EDIT: This website documents configuration settings for autoscaling: http://uwsgi-docs.readthedocs.org/en/latest/Cheaper.html - looks like it's based on various heuristics and algorithms, and in practice it's too slow to create a new process for each request, thus wasting resources
I would think that ideally the number of processes/threads would exactly match the number of live requests, otherwise you're either having too few instances to handle all the requests as fast as possible or having too many instances which means that more resources are used than necessary, thus increasing costs.
I think Node.js is an improvement because the architecture is better suited for scaling and all the dependencies are asynchronous by default. Of course, I think there are other reasons for Node.js (e.g. isomorphism, easier full-stack development etc.), but I guess that's another discussion, really.

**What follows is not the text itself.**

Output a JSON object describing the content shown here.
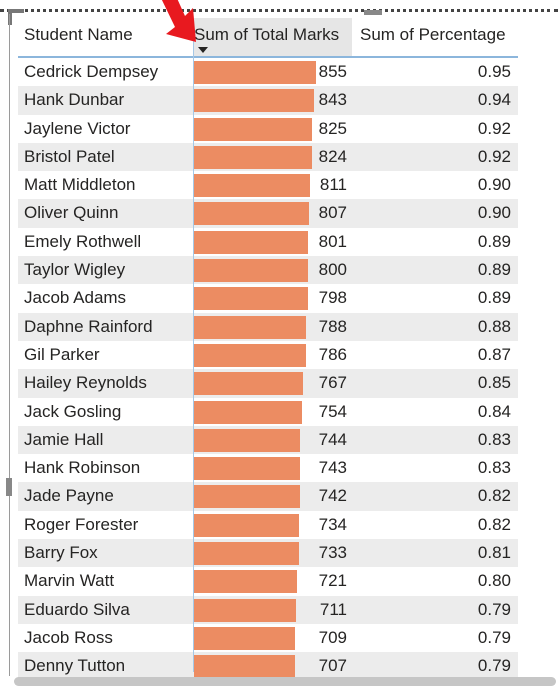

In terms of the ideal number of processes/threads, I'm not so sure number if live visitors is correct. It's going to depend on your various resource constraints but if requests are quick to service there's no problem with having other requests waiting in a queue.
I once was called in to fight a fire where the team said, "we don't understand, we have horizontal scalability, but adding more machines seems to be making things run slower!" - Erm, yeah, because your single db server is on its knees :-)
Edit to add that I've just looked through the cheaper docs you mentioned and that behaviour all looks pretty sane. You can have a good default number of workers and expand as required. Also, uWSGI forks workers after the app is loaded in memory so you get fast copy-on-write behaviour during worker start.
Of course, this doesn't change your app and its dependencies to work in an async-friendly way, but then again, Node.js callbacks are hardly transparent either.